Consultant Sam presented the administration and procedures section of a near‑final rewrite of the Sheboygan zoning code and walked commissioners through the project goals, state law context, and proposed procedural changes.
Key points Sam highlighted include: establishing a zoning administrator (the city administrator may delegate tasks to staff), creating flexible application checklists (staff can require reports only when the zoning chapter or checklists call for them), clarifying the review and decision‑making table (who reviews, who decides, and how appeals work), and creating a zoning compliance review process that consolidates site plan and landscape reviews under a single review path. Sam said the rewrite reflects Wisconsin law changes (2017 Act 67 and 2023 Act 16) that affect conditional uses and by‑right approvals.

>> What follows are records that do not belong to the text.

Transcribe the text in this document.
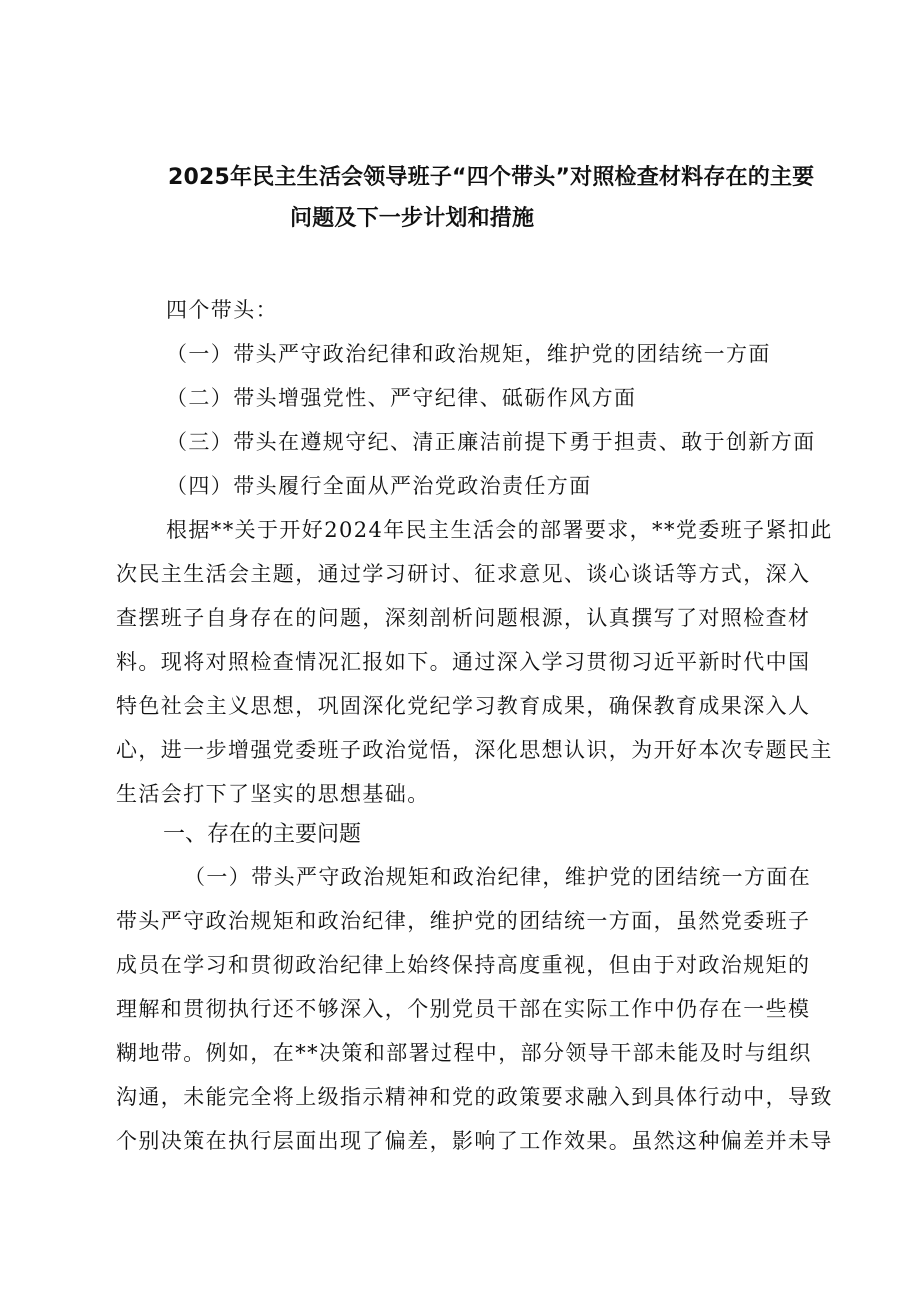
2025年民主生活会领导班子“四个带头”对照检查材料存在的主要
问题及下一步计划和措施
四个带头：
（一）带头严守政治纪律和政治规矩，维护党的团结统一方面
（二）带头增强党性、严守纪律、砥砺作风方面
（三）带头在遵规守纪、清正廉洁前提下勇于担责、敢于创新方面
（四）带头履行全面从严治党政治责任方面
根据**关于开好2024年民主生活会的部署要求，**党委班子紧扣此
次民主生活会主题，通过学习研讨、征求意见、谈心谈话等方式，深入
查摆班子自身存在的问题，深刻剖析问题根源，认真撰写了对照检查材
料。现将对照检查情况汇报如下。通过深入学习贯彻习近平新时代中国
特色社会主义思想，巩固深化党纪学习教育成果，确保教育成果深入人
心，进一步增强党委班子政治觉悟，深化思想认识，为开好本次专题民主
生活会打下了坚实的思想基础。
一、存在的主要问题
（一）带头严守政治规矩和政治纪律，维护党的团结统一方面在
带头严守政治规矩和政治纪律，维护党的团结统一方面，虽然党委班子
成员在学习和贯彻政治纪律上始终保持高度重视，但由于对政治规矩的
理解和贯彻执行还不够深入，个别党员干部在实际工作中仍存在一些模
糊地带。例如，在**决策和部署过程中，部分领导干部未能及时与组织
沟通，未能完全将上级指示精神和党的政策要求融入到具体行动中，导致
个别决策在执行层面出现了偏差，影响了工作效果。虽然这种偏差并未导
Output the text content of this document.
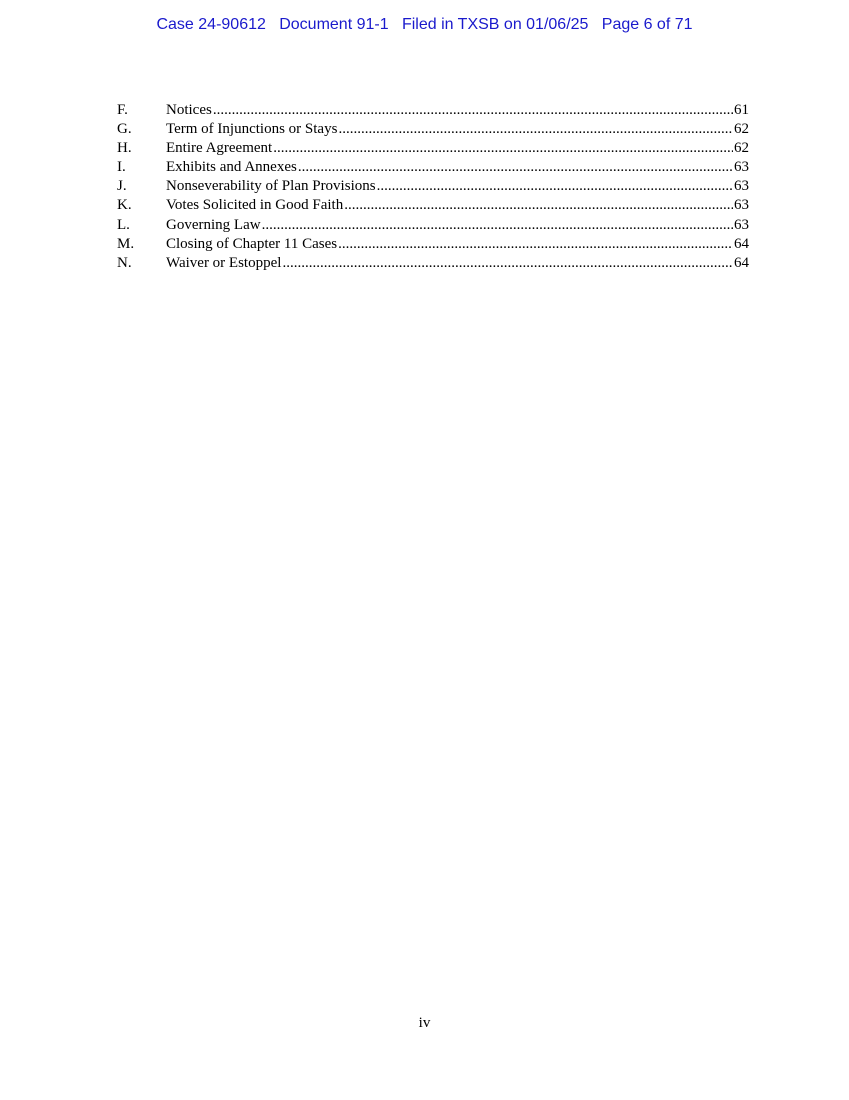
Case 24-90612   Document 91-1   Filed in TXSB on 01/06/25   Page 6 of 71
F.	Notices .....	61
G.	Term of Injunctions or Stays .....	62
H.	Entire Agreement .....	62
I.	Exhibits and Annexes .....	63
J.	Nonseverability of Plan Provisions .....	63
K.	Votes Solicited in Good Faith .....	63
L.	Governing Law .....	63
M.	Closing of Chapter 11 Cases .....	64
N.	Waiver or Estoppel .....	64
iv
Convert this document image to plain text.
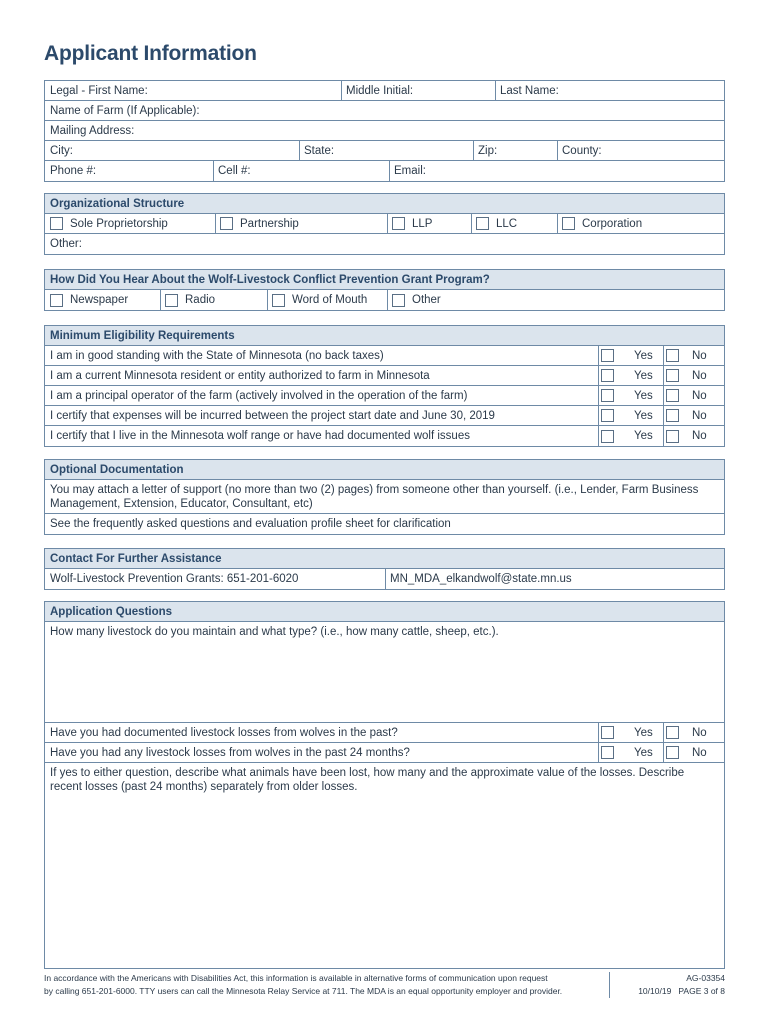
Applicant Information
Legal - First Name:	Middle Initial:	Last Name:
Name of Farm (If Applicable):
Mailing Address:
City:	State:	Zip:	County:
Phone #:	Cell #:	Email:
Organizational Structure
Sole Proprietorship	Partnership	LLP	LLC	Corporation
Other:
How Did You Hear About the Wolf-Livestock Conflict Prevention Grant Program?
Newspaper	Radio	Word of Mouth	Other
Minimum Eligibility Requirements
I am in good standing with the State of Minnesota (no back taxes)	Yes	No
I am a current Minnesota resident or entity authorized to farm in Minnesota	Yes	No
I am a principal operator of the farm (actively involved in the operation of the farm)	Yes	No
I certify that expenses will be incurred between the project start date and June 30, 2019	Yes	No
I certify that I live in the Minnesota wolf range or have had documented wolf issues	Yes	No
Optional Documentation
You may attach a letter of support (no more than two (2) pages) from someone other than yourself. (i.e., Lender, Farm Business Management, Extension, Educator, Consultant, etc)
See the frequently asked questions and evaluation profile sheet for clarification
Contact For Further Assistance
Wolf-Livestock Prevention Grants: 651-201-6020	MN_MDA_elkandwolf@state.mn.us
Application Questions
How many livestock do you maintain and what type? (i.e., how many cattle, sheep, etc.).
Have you had documented livestock losses from wolves in the past?	Yes	No
Have you had any livestock losses from wolves in the past 24 months?	Yes	No
If yes to either question, describe what animals have been lost, how many and the approximate value of the losses. Describe recent losses (past 24 months) separately from older losses.
In accordance with the Americans with Disabilities Act, this information is available in alternative forms of communication upon request
by calling 651-201-6000. TTY users can call the Minnesota Relay Service at 711. The MDA is an equal opportunity employer and provider.
AG-03354
10/10/19   PAGE 3 of 8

The draft would limit certain Board of Appeals powers (for example, no use variances) and authorize administrative adjustments for small dimensional changes with neighbor notice and a short waiting period. Planned development district rules (formerly PUDs) are retained but would be treated as zoning text amendments so regulations remain readily discoverable. Nonconformity rules would follow state changes allowing the city to discontinue a nonconformity if a use or structure is vacant for 12 months or more. Sam also described modest adjustments to setbacks and expanded allowances for two units on most lots to support housing choice and accessory dwelling units.
Commissioners and staff probed specifics: which application items will be required by default versus on a case‑by‑case basis; how the zoning administrator’s delegation would work for routine permits; building‑code implications for ADUs; and how the city will produce public summaries and infographics for residents. Commissioners asked for more time to review the full text; Sam said the document is largely finalized and staff will prepare a summary memo and public‑facing materials, with a plan for the Plan Commission to make a formal recommendation later in December and the Common Council to act in January.
Next steps: plan for final edits, staff to prepare summaries/graphics for public outreach and the commission to vote on a recommendation before forwarding the draft to the Common Council.